Addressing alleged violations of CIPA:

  • “[P]leading a CIPA violation does not require identifying a specific communication that was intercepted. Such an inference is reasonable given the detailed allegations of Defendant’s practices and Plaintiff’s alleged use of SDK-embedded apps.”
  • “California law prohibits the installation of a pen register without first obtaining a court order. Cal. Penal Code § 638.51 (“Section 638.51”)…Defendant argues that its SDK is not a “pen register” but provides no caselaw in support. Indeed, it seems no court has interpreted this provision of CIPA…the Court cannot ignore the expansive language in the California Legislature’s chosen definition. The definition is specific as to the type of data a pen register collects—“dialing, routing, addressing, or signaling information transmitted by an instrument or facility from which a wire or electronic communication is transmitted,” but it is vague and inclusive as to the form of the collection tool—“a device or process.” See Cal. Penal Code § 538.50(b). This indicates courts should focus less on the form of the data collector and more on the result. Thus, the Court applies the plain meaning of a “process” to the statute. A process can take many forms. Surely among them is software that identifies consumers, gathers data, and correlates that data through unique “fingerprinting.” (Am. Compl. ¶¶ 67, 74.) Thus, the Court rejects the contention that a private company’s surreptitiously embedded software installed in a telephone cannot constitute a “pen register.””
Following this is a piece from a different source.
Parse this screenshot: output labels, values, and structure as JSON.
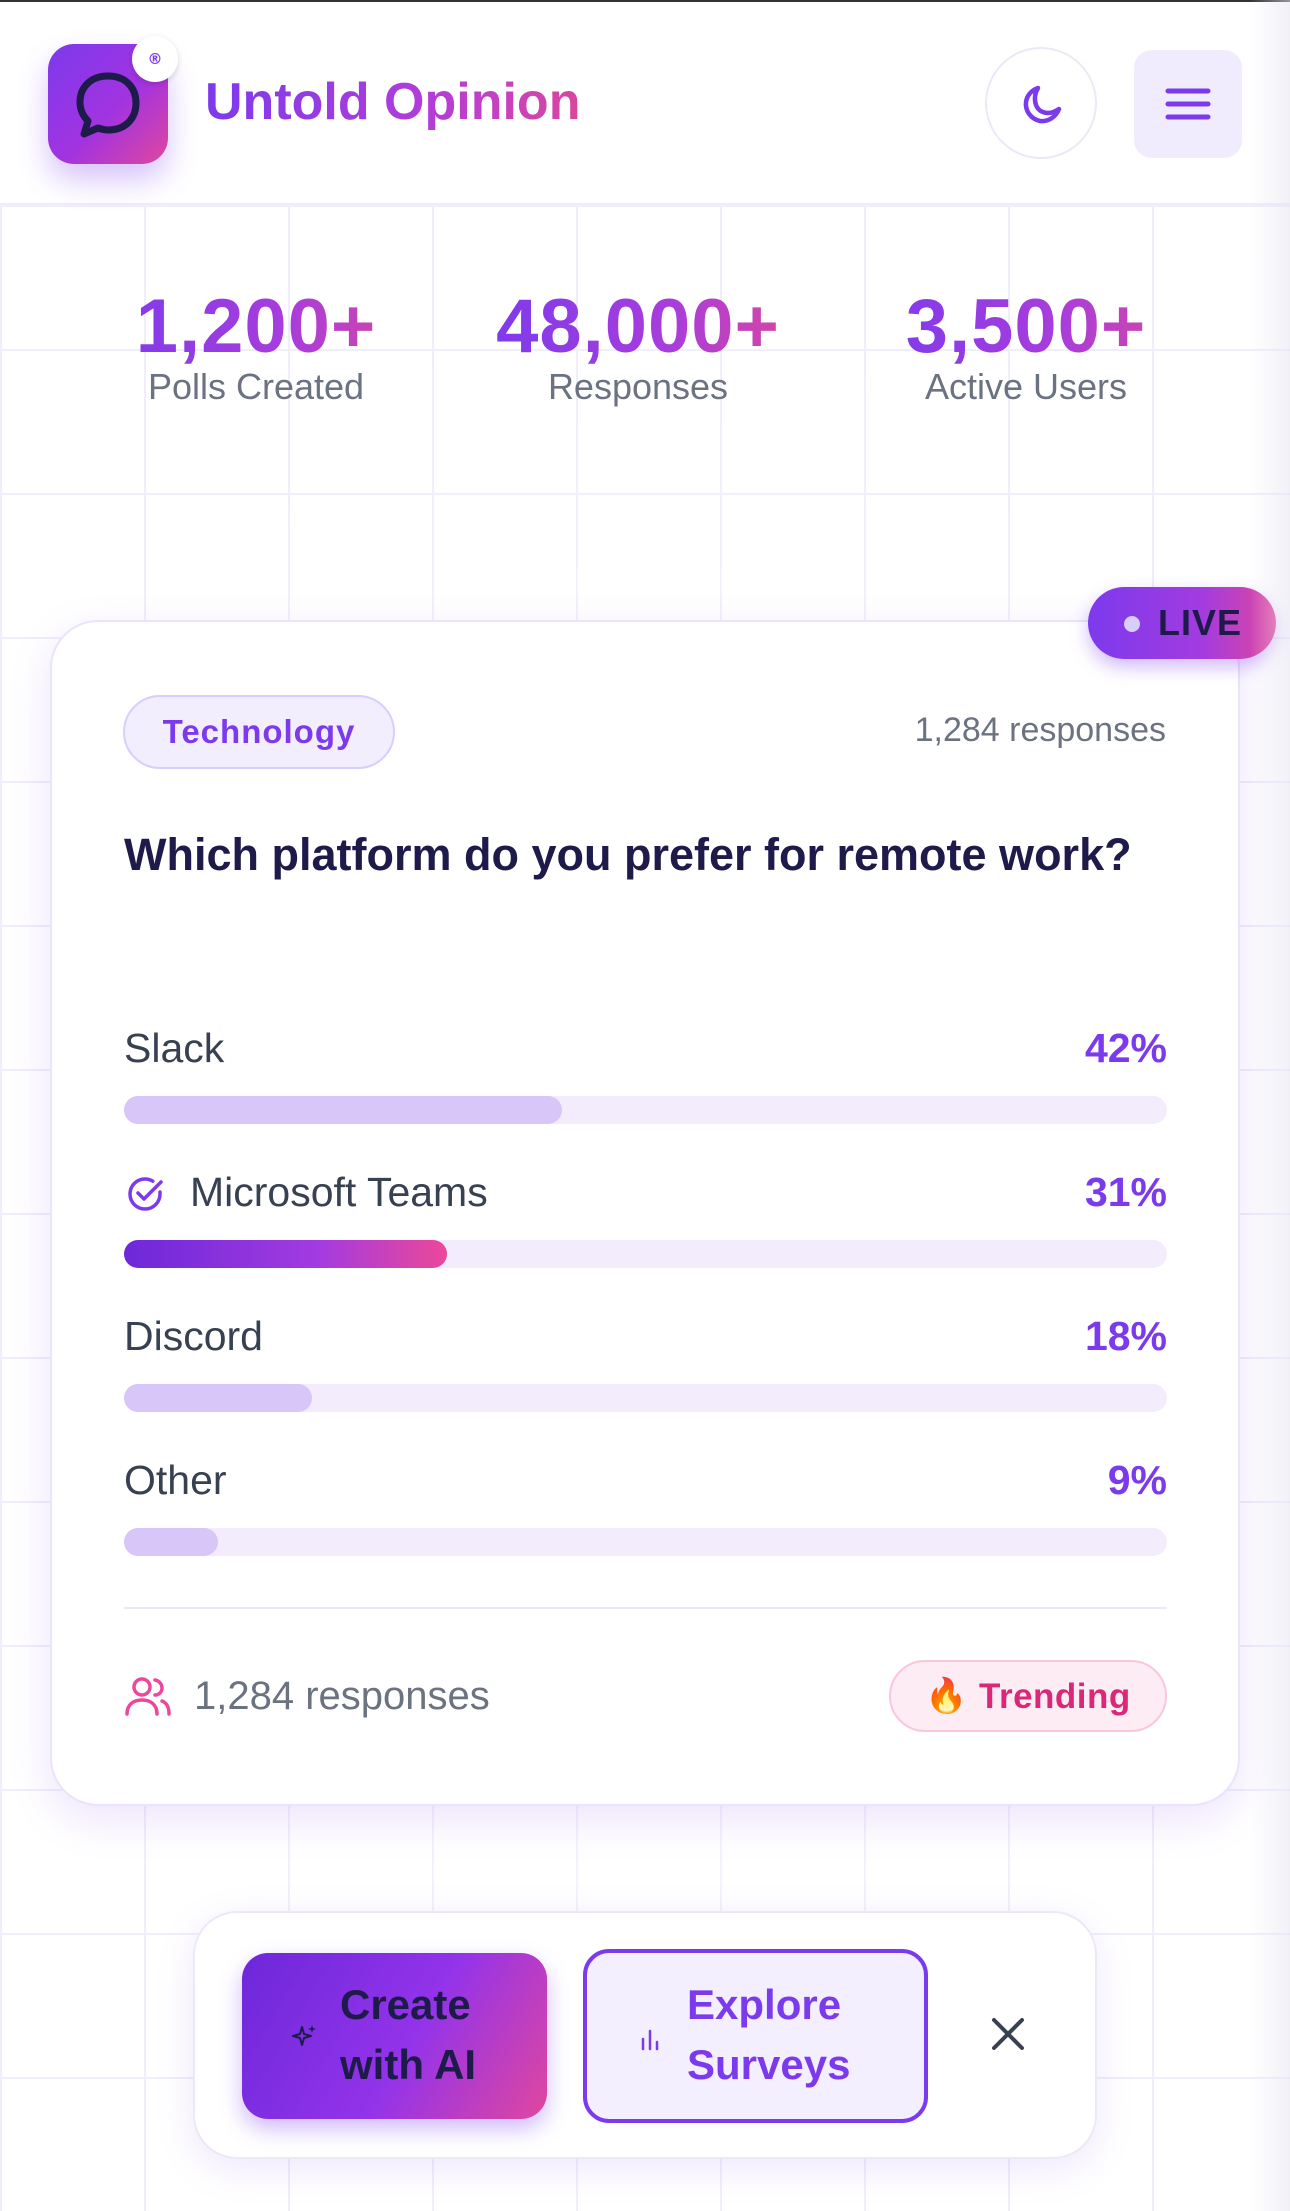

  • Section 631 has two clauses: It punishes (1) persons who tap telegraph or telephone wires, lines, cables, and instruments and (2) persons who attempt to learn in an unauthorized manner the contents of communications passing over any wires, lines, and cables. See id.In re Google Inc., No. 13-MD-02430-LHK, 2013 WL 5423918, at *20 (N.D. Cal. Sept. 26, 2013)…Because Plaintiff’s claim relates to data collected from smartphone apps, only the second clause can sustain the cause of action…The allegations in this case fall on the “contents” of communication side of the line.”
  • “[T]o prevail on a Section 632 claim, “a plaintiff must prove (1) an electronic recording of or eavesdropping on (2) a ‘confidential communication’ (3) to which all parties did not consent.” In re Google Inc., 2013 WL 5423918, at *22…laintiff here alleges Defendant collected his “search terms” and other communications. (Am. Compl. ¶ 78.) But unlike the Brown-plaintiffs, Plaintiff here fails to allege any representations that his search terms would be kept private.”

DAVID GREENLEY, Plaintiff, v. KOCHAVA, INC., Defendant., No. 22-CV-01327-BAS-AHG, 2023 WL 4833466 (S.D. Cal. July 27, 2023).